Cargo Cult Programming
- Preincrement Is More Efficient!
- Goto Considered Faster?
- String Theory
- Cargo Cult Languages
- Don't Try This at Home
Using a human brain to simulating thinking is quite hard. It's evolved over a very long period to recognize patterns, and is so good at this that it often recognizes them, even when they are not present. Humans aren't the only animals to experience this. If you feed pigeons at random intervals, then after a while they start associating whatever they were doing with the appearance of food. If a pigeon is always walking in a counterclockwise circle when you feed it, then it will start walking in a counterclockwise circle the next time it is hungry, in an attempt to make food appear.
There are lots of cases of humans doing this, but the most notable example is the cargo cults of the Melenesian islands, which produced elaborate models of airplanes in an attempt to make the planes that had previously dropped supplies during the Second World War.
Programming, as a discipline based on logic and modern technology, is perhaps the last place you would expect to find this kind of thinking, but unfortunately, it creeps into a lot of code. In this article, I'm going to look at a number of common patterns that I've seen where it isn't. Cases where something made sense once, and its form has been copied without its substance.
Preincrement Is More Efficient!
I see a lot of code, typically written by C++ programmers, that goes out of its way to avoid the postincrement operator. In C, there are two increment operators: preincrement and postincrement, written ++i and i++, respectively. The preincrement operator increments i and the expression evaluates to the result. Postincrement does the same, but the expression evaluates to the old version of i.
People who remember this vague bit of wisdom end up writing abominations like this:
++item->use_count;
I've shown this line to a few people, and about half of them were able to correctly identify what it did. This was slightly easier for me, because there was a comment on the previous line:
// Increment the use count for this item
It's a pretty good indication that you're writing terrible code if even you realize that you need to write a comment describing what a single statement does, rather than describing the high-level details of an algorithm, or the reasoning behind a particular approach. For those who aren't familiar with C operator precedence, the field access operator (->) has a higher precedence than the preincrement operator, so this is equivalent to:
++(item->use_count);
Or, to the much more readable:
item->use_count++;
Why is the latter more readable? Because the ++ is written next to the thing that it's incrementing: the structure field. When used as a statement like this, the two will generate exactly the same code in any vaguely competent compiler.
So why did this developer prefer the less readable version, and why would they believe that it was faster? It turns out that the answer is C++.
C++ introduces the idea of operator overloading. This is a nice idea, in theory, but the implementation in C++ has so many traps and gotchas that the only sane approach is to pretend that it doesn't exist. In C, the increment operators are only defined for integer and floating-point values, and translate directly to a single instruction. In C++, they may be defined for any structure.
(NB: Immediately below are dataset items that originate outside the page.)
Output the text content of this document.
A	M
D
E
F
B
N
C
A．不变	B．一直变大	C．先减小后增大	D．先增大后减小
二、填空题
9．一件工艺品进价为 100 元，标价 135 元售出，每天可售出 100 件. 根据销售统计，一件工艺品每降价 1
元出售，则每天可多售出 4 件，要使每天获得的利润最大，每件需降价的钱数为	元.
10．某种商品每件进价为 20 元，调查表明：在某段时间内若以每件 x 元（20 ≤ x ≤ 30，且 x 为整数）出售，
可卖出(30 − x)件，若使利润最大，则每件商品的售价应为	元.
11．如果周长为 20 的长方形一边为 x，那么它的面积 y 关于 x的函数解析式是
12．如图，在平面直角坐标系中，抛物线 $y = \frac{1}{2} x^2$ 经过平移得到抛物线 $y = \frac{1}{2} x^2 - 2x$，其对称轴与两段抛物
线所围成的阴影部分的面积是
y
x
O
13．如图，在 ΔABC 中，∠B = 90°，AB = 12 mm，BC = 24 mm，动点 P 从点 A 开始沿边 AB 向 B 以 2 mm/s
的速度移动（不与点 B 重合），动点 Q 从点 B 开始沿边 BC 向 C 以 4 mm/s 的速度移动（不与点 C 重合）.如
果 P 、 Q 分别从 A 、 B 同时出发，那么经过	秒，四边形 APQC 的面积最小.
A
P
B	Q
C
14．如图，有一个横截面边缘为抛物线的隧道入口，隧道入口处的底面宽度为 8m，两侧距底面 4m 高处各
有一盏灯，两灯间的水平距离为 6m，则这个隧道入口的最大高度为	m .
When they are defined on a structure, the difference in the semantics of the two is a lot more pronounced. The preincrement operator returns a reference, while the postincrement version returns a value. This means that the preincrement version can modify the object that it's called on, while the postincrement version must always make a copy.
In the C case, if you don't use the result of a preincrement operation, the compiler will just optimize it away. For a C++ compiler to do the same transformation on an arbitrary postfix increment, it needs to first inline the overloaded method, which means that it can't be virtual and that it must be defined in the same compilation unit as the caller. It must also be able to inline the copy constructor, and then show that it has no side effects. This is a very complex optimization for something that seems obvious to a human.
So, in C++, when using structures, the prefix version is indeed faster. But that's no excuse for avoiding the suffix version in C code, or even in C++ code using primitive types.